← Back to context

Comment by thatguymike

3 days ago

I'm sympathetic, but I do think Realtalk could be improved with some simple object recognition and LLMing.

One of the challenges I found when I played with RealTalk is interoperability. The aim is to use the "spacial layer" to bootstrap people's intuitions on how programs should work, and interact with the world. It's really cool when this works. But key intuitions about how things interact when combined with each other, only work if the objects have been programmed to be compatible. A balloon wants to "pop if it comes into contact with anything sharp". A cactus wants to say "I am sharp". But if someone else has programmed a needle card to say "I am pointy", then it won't interact with the balloon in a satisfying way. Or, to use one of Dynamicland's favorite examples: say I have an interactive chart which shows populations of different countries when I place the "Mexico card" into the filter spot.
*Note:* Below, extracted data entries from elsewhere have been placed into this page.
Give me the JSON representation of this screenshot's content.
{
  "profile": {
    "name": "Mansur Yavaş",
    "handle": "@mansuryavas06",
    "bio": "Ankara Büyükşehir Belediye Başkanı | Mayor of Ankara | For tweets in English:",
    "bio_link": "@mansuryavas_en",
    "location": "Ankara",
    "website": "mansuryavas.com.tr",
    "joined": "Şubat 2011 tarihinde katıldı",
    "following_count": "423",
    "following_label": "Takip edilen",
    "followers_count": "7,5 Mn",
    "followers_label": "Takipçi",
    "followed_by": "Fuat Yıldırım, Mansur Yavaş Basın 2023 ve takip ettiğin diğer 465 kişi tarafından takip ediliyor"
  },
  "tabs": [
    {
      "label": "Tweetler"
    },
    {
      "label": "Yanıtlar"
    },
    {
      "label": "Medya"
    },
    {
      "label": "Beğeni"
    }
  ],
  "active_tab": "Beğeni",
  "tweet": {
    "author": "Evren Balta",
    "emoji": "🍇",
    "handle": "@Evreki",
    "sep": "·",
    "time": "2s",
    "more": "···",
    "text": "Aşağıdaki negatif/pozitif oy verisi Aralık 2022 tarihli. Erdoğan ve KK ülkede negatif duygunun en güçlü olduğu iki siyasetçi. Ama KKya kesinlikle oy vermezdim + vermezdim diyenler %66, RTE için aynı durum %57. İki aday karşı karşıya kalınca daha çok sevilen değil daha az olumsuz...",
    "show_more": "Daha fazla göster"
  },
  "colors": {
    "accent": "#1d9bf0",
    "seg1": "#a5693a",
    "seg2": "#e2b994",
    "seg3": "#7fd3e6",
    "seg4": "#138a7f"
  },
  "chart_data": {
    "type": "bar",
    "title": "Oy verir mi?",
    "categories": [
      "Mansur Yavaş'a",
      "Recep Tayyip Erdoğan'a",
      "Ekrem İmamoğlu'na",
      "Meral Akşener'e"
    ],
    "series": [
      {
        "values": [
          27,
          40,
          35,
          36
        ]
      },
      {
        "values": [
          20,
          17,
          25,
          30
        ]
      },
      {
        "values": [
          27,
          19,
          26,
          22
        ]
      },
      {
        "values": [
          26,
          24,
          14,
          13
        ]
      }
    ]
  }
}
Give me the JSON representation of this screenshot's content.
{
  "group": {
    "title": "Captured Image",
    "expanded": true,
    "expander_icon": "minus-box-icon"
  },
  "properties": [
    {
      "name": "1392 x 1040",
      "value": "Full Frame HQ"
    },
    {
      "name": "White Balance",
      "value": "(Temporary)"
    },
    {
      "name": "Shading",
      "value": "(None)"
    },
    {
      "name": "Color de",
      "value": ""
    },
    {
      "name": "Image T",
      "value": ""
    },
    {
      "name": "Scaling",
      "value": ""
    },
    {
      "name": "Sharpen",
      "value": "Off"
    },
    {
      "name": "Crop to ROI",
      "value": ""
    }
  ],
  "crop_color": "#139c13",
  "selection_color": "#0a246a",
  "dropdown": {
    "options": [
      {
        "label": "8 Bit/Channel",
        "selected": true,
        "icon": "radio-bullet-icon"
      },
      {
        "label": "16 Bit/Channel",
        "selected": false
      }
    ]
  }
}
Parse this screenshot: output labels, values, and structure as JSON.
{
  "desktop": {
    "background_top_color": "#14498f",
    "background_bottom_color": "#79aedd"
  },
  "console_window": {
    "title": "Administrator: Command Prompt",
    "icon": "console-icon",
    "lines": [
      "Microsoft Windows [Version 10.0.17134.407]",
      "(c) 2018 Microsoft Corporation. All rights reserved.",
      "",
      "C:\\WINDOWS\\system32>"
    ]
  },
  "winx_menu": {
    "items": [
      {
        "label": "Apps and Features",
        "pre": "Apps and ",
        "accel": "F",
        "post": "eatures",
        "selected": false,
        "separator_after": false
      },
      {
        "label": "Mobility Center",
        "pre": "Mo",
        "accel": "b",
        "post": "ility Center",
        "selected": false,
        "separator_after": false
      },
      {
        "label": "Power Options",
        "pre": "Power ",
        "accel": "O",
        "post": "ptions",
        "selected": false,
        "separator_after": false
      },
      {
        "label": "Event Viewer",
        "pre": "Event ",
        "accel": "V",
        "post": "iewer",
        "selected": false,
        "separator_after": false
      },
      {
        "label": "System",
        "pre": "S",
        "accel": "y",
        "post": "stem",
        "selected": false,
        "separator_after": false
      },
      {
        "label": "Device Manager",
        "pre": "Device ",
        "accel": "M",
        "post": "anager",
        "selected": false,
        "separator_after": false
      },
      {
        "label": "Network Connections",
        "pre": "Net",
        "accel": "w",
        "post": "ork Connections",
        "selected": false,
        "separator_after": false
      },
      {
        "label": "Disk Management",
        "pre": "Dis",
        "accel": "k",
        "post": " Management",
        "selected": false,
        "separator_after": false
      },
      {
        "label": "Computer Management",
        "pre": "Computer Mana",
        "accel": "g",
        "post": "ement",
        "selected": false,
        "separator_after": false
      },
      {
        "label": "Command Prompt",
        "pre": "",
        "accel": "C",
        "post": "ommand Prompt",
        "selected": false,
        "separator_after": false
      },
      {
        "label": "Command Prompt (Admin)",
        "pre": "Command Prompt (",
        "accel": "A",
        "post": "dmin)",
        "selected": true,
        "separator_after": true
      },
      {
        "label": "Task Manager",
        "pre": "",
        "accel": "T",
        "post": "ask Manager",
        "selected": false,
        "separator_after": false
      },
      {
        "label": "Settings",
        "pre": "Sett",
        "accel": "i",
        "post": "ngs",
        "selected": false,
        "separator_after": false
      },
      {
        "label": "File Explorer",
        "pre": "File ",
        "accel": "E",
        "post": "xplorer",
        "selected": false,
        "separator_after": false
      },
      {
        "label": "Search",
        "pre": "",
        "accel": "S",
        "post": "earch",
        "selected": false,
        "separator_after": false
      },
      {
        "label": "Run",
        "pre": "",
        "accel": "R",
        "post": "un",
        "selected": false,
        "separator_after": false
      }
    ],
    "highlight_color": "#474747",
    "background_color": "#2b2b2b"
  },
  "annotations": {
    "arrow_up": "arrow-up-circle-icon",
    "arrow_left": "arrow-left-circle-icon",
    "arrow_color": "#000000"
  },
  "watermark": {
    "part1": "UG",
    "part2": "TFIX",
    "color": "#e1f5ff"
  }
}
What do you think should happen if I put a card showing the Mexican flag in that same spot, or some other card which just says the string "Mexico" on it? Wouldn't it be better if their interaction "just works"?

Visual LLMs can aid with this. Even a thin layer which can assign tags or answer binary questions about objects could be used to make programs massively more interoperable.

That's similar to the issue with the whole NFT craze where you'd "take items from one game to another", it requires everything to work with everything.

For Dynamicland I get the issue though putting the whole thing through an LLM to make pointy and sharp both trigger the same effects on another card would just hide the interaction entirely. It could or couldn't work for reasons completely opaque to both designer and user.

The way you'd figure this out in dynamic land is you'd look at the balloon, which by custom would have the code taped on somewhere. You'd read that code, figure out what it's looking for, and write said trigger.

  • I just realized that the OP said they had already played around with real talk, but it's too late to edit: sorry for assuming that the printed code is sufficient! Was term mismatch one of the biggest issues you ran into, and if so, was it that the printed code didn't contain enough information?